If it weren’t for an RCMP application, a Saskatchewan woman may not be heading for a second trial on sexual assault charges.
Barbara George has admitted to sleeping with a 14-year-old friend of her son when she was 35 — however she maintains she believed he was 16, which is the age of consent.
According to court documents, George’s 17-year-old son was having a party at the family’s apartment, which the 14-year-old attended. George had stayed in her room for most of the party.
Once most of the teens had left, the boy went into George’s room and had a long conversation while both were sitting on the bed, which eventually evolved into sex.
George’s version of events has the boy initiating the sex and being more aggressive, while the boy’s version made the events seem more consensual.
A few months later, George applied to become a member of the RCMP and the application asks whether the applicant has ever had sex with someone under the age of 16. George then asked her son about the boy’s age for the first time, and her son replied that he was 15 or 15-and-a-half.
On the application George replied yes to the question and wrote an explanation, “He was extremely mature. We had a connection. I was very lonely. It happened once.

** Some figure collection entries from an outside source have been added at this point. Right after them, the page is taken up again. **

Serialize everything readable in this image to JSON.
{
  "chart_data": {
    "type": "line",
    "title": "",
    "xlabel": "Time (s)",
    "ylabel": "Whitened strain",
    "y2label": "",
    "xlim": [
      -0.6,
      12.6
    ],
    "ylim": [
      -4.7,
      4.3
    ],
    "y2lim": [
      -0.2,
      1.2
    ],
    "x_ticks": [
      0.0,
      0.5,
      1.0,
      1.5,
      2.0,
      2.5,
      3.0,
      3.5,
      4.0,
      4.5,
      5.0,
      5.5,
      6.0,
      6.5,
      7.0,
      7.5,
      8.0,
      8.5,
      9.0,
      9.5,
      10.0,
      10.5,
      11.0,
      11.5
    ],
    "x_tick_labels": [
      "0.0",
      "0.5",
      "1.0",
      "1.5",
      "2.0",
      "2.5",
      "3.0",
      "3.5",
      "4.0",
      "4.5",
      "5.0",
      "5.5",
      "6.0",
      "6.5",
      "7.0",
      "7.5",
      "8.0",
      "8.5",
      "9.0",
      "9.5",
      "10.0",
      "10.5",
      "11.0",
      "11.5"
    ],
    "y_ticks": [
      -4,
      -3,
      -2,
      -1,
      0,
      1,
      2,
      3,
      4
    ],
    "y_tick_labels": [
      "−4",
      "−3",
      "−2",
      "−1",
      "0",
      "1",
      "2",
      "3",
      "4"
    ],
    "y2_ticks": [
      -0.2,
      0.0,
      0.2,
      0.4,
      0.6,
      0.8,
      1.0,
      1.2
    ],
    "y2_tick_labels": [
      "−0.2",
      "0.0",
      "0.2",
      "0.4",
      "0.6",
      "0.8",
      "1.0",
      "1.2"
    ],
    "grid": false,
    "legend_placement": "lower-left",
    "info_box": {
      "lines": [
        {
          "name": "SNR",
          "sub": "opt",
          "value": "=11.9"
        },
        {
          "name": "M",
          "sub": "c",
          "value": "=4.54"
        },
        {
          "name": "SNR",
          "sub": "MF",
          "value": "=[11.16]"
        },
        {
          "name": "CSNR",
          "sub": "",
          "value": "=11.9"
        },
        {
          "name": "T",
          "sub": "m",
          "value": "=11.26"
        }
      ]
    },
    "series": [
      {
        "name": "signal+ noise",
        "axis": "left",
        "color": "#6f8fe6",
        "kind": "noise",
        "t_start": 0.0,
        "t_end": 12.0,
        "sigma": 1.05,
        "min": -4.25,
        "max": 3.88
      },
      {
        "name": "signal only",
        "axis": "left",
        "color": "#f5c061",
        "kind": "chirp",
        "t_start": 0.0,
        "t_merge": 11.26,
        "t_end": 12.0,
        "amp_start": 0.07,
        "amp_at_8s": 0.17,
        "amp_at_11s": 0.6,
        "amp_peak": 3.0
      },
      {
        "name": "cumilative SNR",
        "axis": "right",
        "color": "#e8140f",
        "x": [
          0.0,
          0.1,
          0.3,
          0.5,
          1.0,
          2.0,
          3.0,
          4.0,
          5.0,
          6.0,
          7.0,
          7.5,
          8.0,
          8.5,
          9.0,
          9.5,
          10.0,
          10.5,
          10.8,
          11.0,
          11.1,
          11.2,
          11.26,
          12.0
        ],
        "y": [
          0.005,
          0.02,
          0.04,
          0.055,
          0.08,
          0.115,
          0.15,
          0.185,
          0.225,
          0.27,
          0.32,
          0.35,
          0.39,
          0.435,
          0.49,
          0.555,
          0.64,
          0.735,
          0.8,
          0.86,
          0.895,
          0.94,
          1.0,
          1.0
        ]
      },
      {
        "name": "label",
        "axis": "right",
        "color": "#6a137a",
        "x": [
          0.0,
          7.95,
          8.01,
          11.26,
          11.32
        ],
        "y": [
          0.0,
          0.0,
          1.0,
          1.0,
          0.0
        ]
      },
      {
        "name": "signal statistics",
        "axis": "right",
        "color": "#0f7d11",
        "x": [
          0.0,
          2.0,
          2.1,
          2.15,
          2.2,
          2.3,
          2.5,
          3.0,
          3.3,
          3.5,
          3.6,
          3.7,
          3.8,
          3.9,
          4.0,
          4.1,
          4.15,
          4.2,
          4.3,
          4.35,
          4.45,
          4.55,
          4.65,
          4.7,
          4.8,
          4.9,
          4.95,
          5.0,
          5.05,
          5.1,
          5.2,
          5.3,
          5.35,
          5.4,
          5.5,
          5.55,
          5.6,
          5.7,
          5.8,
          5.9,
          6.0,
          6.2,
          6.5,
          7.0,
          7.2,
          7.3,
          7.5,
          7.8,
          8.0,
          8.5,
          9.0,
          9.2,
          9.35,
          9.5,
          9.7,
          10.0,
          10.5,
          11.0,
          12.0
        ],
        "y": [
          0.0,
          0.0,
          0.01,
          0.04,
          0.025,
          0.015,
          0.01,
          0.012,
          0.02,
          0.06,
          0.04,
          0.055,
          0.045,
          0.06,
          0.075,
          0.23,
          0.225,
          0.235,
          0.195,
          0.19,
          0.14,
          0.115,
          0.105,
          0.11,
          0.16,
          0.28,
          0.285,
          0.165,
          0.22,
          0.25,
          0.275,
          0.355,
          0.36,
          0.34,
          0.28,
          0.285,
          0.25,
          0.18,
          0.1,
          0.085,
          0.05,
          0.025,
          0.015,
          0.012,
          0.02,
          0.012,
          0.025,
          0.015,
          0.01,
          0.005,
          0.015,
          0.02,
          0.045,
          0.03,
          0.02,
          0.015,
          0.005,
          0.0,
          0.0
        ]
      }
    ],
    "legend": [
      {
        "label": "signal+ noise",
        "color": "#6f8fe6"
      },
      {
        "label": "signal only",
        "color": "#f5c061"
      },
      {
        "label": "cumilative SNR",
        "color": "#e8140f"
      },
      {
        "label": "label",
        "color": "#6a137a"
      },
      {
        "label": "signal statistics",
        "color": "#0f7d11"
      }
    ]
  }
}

It was so wrong, and I so regret doing so.”
The RCMP then investigated and laid charges of sexual assault and sexual interference.
The judge at Court of Queen’s Bench said he believed the sex was consensual, and that the boy was 14 at the time. The issues were whether George knew he was under 16, and whether she took all reasonable steps to ascertain his age.
The judge said he accepted George did not know the boy’s age at the time.
Ultimately, the judge decided the Crown did not prove beyond a reasonable doubt that George hadn’t taken all reasonable steps to ascertain his age. The judge relied on things like the boys appearance (facial hair), his association with teens who were 16 and older, that he smoked, his familiarity with sexual activity and the boy’s “cocky and callous attitude” towards sex.
The Crown appealed this decision to the Saskatchewan Court of Appeal in Regina. The justices on the court decided two to one that the appeal should be allowed and a new trial ordered.
In the decision written by Justice Richards, he said the Queen’s Bench judge relied too much on the boy’s appearance and demeanour at trial in making his determination, and specifically mentioning things which would have only been evident after sex, like the boy’s demeanour.